Yes, I know...a packet of chocolate biscuits is convenient. How does grabbing a chocolate biscuit..or three save you more time than grabbing a piece of fruit...or three, or a couple of slices of multi-grain or wholemeal bread?

It's only more time consuming if you don't have them in the cupboard, because then you have to go and buy them...so buy the bread and the fruit, leave the chocolate biscuits at the shop...now what's more convenient.

There's a permanent fruit bowl in my house, and a whole draw of fruit in the fridge. That's because some of us like our fruit at room temperature, and some of us like it chilled. It's as convenient as it gets. The fruit bowl is on the table closest to the door. It's right there for grabbing anything on the way out.

On top of that it has no packaging, good for the environment, and it hasn't been processed to the point where it then has to be nutritionally improves with additives to make it worth eating at all.

That doesn't mean you can't have chocolate biscuits, just don't make them a regular item...everything every now and then, and in moderation is fine.

Becoming number bound...in, out, in out...

A calorie intake calculator will tell you what energy you've put in, and where it comes from. The next stage is usually to compare it to charts that outline how many calories you should be eating? How do you know that's the right amount for you?

You are different from me, our bodies work differently and we'll need different amounts of food. We'll probably move different amounts too. But to get a good indication of our calorie intake and storage, you'll need to work out how many calories you burn. There are charts for this too...but are you sure you're body burns calories at the same rate as the chart?

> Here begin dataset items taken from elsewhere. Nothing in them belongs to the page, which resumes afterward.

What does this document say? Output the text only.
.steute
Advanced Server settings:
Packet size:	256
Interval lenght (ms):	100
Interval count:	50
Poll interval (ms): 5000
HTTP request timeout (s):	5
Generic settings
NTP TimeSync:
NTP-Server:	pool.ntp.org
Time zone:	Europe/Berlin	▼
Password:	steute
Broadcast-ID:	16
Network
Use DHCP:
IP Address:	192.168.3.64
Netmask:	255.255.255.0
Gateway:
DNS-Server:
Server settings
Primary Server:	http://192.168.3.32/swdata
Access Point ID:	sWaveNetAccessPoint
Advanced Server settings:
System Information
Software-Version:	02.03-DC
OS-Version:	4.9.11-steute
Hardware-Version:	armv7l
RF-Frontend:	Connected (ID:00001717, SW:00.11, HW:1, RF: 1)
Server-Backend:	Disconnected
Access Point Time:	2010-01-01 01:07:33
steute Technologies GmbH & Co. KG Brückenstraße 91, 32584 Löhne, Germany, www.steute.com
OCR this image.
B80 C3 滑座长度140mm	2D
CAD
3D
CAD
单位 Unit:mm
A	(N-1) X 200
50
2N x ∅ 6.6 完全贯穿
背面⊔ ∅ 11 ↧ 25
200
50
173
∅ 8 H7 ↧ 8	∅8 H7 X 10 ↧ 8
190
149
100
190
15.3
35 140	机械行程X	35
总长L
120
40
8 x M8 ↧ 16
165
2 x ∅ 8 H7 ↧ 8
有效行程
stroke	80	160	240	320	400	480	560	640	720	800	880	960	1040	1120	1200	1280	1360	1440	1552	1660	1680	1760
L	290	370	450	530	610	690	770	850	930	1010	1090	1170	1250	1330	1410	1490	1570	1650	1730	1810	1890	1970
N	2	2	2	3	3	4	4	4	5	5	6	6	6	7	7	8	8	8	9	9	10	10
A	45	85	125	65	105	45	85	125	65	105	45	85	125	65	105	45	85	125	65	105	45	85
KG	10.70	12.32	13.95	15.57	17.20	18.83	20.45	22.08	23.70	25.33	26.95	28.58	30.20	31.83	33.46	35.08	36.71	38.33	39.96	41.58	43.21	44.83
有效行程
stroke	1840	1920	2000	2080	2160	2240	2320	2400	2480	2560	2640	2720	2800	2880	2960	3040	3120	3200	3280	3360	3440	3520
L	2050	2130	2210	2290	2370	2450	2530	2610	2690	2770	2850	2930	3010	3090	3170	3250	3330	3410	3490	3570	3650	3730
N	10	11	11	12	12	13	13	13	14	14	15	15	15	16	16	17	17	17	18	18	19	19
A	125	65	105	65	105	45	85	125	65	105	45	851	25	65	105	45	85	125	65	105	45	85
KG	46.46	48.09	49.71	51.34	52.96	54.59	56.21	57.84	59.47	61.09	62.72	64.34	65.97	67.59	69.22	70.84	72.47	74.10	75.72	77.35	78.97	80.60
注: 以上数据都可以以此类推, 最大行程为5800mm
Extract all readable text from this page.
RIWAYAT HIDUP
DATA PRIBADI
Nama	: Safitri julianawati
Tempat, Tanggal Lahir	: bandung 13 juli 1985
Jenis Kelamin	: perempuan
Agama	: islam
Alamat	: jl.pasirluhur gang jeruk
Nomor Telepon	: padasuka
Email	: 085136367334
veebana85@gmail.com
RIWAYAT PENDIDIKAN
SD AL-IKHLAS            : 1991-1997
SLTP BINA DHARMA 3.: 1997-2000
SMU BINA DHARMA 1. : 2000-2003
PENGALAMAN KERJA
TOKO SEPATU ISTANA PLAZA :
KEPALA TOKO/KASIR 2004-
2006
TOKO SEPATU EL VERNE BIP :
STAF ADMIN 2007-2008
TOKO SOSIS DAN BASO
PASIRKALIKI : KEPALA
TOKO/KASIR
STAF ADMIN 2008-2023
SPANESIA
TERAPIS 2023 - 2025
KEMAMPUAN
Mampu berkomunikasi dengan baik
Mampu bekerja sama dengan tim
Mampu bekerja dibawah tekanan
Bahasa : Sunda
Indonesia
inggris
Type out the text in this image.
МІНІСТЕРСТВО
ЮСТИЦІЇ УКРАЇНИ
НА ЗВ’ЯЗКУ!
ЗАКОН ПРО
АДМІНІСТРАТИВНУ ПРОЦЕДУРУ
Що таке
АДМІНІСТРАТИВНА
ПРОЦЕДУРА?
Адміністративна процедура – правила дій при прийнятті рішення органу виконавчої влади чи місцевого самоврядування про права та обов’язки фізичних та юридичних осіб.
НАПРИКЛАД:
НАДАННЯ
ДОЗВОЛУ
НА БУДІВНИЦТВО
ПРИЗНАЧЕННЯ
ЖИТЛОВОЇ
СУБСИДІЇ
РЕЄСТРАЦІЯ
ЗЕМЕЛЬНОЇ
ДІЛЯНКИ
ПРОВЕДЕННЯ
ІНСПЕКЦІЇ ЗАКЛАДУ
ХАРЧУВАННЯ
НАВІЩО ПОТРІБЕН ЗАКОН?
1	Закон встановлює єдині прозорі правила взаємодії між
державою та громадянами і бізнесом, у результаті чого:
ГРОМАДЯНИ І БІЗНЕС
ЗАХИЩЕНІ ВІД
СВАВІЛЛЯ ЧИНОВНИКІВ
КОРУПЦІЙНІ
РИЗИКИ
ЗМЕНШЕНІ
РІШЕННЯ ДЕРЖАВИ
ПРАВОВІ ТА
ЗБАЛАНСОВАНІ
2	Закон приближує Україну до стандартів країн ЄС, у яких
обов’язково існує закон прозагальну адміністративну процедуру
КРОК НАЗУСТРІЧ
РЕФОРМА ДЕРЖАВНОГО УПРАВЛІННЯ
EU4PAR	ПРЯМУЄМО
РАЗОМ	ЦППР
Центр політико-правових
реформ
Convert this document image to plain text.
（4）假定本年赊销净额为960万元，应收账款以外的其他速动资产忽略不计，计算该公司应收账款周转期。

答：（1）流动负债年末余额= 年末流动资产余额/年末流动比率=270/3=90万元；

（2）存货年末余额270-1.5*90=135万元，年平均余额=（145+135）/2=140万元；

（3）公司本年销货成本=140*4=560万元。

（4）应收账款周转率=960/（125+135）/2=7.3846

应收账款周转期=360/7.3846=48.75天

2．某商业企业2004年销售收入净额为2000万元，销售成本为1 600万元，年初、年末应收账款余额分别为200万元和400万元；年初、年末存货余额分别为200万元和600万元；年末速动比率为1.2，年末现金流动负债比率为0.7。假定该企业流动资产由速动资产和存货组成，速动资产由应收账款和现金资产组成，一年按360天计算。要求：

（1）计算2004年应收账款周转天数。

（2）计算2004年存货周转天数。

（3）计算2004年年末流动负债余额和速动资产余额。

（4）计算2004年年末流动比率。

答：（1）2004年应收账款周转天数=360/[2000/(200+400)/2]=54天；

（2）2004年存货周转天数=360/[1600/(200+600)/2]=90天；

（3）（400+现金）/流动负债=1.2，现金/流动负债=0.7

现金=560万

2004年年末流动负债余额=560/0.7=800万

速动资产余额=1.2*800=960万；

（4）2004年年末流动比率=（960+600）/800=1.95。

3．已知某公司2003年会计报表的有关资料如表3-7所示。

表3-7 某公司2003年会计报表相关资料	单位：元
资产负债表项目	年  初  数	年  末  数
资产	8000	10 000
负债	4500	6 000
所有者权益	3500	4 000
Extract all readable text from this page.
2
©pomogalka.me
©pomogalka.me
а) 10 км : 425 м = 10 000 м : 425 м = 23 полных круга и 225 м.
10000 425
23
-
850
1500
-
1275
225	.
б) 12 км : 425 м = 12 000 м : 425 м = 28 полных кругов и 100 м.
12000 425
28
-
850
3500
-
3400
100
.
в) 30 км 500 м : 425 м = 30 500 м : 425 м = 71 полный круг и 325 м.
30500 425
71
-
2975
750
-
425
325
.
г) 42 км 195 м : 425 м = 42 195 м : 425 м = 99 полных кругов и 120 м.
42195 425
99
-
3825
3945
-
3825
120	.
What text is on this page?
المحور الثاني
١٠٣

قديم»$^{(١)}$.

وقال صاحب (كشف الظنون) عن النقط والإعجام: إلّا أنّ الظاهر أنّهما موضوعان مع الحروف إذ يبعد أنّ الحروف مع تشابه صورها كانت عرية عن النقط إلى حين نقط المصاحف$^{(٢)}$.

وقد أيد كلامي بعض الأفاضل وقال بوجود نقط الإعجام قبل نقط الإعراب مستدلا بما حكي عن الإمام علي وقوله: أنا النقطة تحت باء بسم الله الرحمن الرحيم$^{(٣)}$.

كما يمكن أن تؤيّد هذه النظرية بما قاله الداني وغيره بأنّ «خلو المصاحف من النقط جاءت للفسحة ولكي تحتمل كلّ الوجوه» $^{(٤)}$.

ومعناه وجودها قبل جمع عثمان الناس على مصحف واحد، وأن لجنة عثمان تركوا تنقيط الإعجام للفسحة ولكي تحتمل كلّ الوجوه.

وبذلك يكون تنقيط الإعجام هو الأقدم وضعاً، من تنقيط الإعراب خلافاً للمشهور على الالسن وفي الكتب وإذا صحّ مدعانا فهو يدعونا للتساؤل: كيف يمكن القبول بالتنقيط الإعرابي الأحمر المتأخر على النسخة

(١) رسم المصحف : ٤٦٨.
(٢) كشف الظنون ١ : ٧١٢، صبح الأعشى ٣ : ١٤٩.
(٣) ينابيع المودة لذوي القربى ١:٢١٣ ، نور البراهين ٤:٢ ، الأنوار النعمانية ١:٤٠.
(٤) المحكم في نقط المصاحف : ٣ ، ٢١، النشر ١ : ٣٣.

See, it's getting even more time consuming isn't it? And difficult, and starting to look all to hard...And on top of that since we're all different our bodies will metabolize and burn energy at different rates. So it's not only time consuming but not very accurate. Can you still do it every day?

Take another look...

The time you'd spend on you calorie intake calculator...spend it moving...you'll be better off.

Use it occasionally to assess where you can make better choices...if you want to.

Spend the time taking the prepacked snacks out of your pantry and putting in less processed, healthier options.

Take the time you'd spend pouring over your free calorie counter to make small, lasting, long term changes for weight loss and health. Look at it this way, if you spend even 10 minutes twice a week on calorie counting, that's 1040 minutes a year you could be taking active action towards losing weight and maintaining it...what could you do with 1040 minutes a year??